Other highlights of the report:

  • Cash sales share increases annually for first time since Q1 2013
  • Institutional investor sales share down nationwide, up in 26 percent of local markets
  • Average homeownership tenure down in Chicago, Dallas, Philadelphia, DC and Detroit
  • Distressed sale share drops to lowest level since Q3 2007
  • FHA buyer share drops to lowest level in more than two years


Average home-seller profit at 26 percent

Seattle home seller profits among highest in nation

The average home seller price gain of $51,000 in Q2 2017 represented an average return of 26 percent on the previous purchase price of the home, the highest average home seller return since Q3 2007, when it was 27 percent.

The report also shows that homeowners who sold in the second quarter had owned an average of 8.05 years, up from 7.85 years in the previous quarter and up from 7.59 years in Q2 2016 to the longest average homeownership tenure as far back as data is available, Q1 2000.

“Potential home sellers in today’s market are caught in a Catch-22. While it’s the most profitable time to sell in a decade, it’s also extremely difficult to find another home to purchase, which is helping to keep homeowners in their homes longer before selling,” Daren Blomquist, senior vice president at ATTOM Data Solutions, said in the release.

 “And the market is becoming even more competitive, with the share of cash buyers in the second quarter increasing annually for the first time in four years,” Blomquist said.

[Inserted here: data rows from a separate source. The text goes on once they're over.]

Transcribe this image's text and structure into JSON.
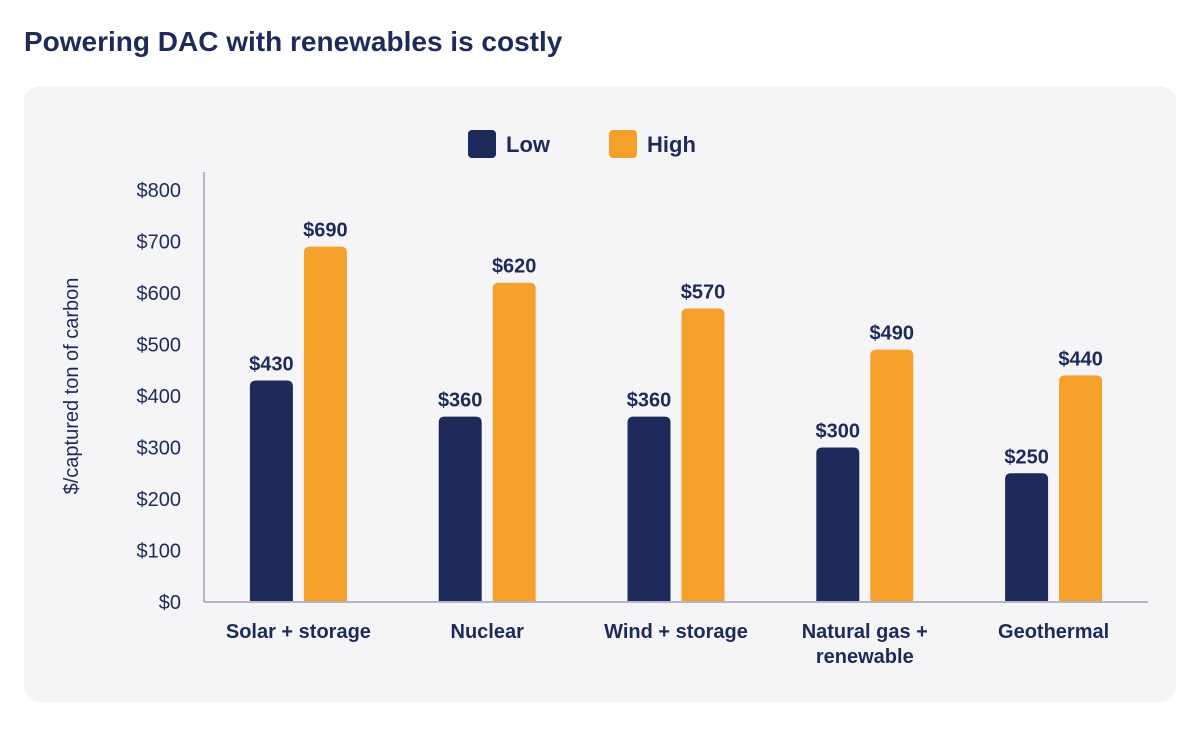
{
  "chart_data": {
    "type": "bar",
    "title": "Powering DAC with renewables is costly",
    "ylabel": "$/captured ton of carbon",
    "xlabel": "",
    "ylim": [
      0,
      800
    ],
    "ticks": [
      "$0",
      "$100",
      "$200",
      "$300",
      "$400",
      "$500",
      "$600",
      "$700",
      "$800"
    ],
    "tick_values": [
      0,
      100,
      200,
      300,
      400,
      500,
      600,
      700,
      800
    ],
    "categories": [
      [
        "Solar + storage"
      ],
      [
        "Nuclear"
      ],
      [
        "Wind + storage"
      ],
      [
        "Natural gas +",
        "renewable"
      ],
      [
        "Geothermal"
      ]
    ],
    "series": [
      {
        "name": "Low",
        "color": "#1e2a5a",
        "values": [
          430,
          360,
          360,
          300,
          250
        ],
        "labels": [
          "$430",
          "$360",
          "$360",
          "$300",
          "$250"
        ]
      },
      {
        "name": "High",
        "color": "#f5a02a",
        "values": [
          690,
          620,
          570,
          490,
          440
        ],
        "labels": [
          "$690",
          "$620",
          "$570",
          "$490",
          "$440"
        ]
      }
    ],
    "legend_position": "top-center",
    "grid": false
  },
  "colors": {
    "text": "#1e2a5a",
    "axis": "#b4b6c8",
    "card": "#f5f5f8"
  }
}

"Across Southern California we are witnessing concerns over housing affordability keeping homeowners in current homes for longer tenure, and keeping available home inventories low in supply," Michael Mahon, president at First Team Real Estate, said in the release.

Report methodology

The ATTOM Data Solutions U.S. Home Sales Report provides percentages of distressed sales and all sales that are sold to investors, institutional investors and cash buyers, a state and metropolitan statistical area. Data is also available at the county and zip code level upon request. The data is derived from recorded sales deeds, foreclosure filings and loan data. Statistics for previous quarters are revised when each new report is issued as more deed data becomes available.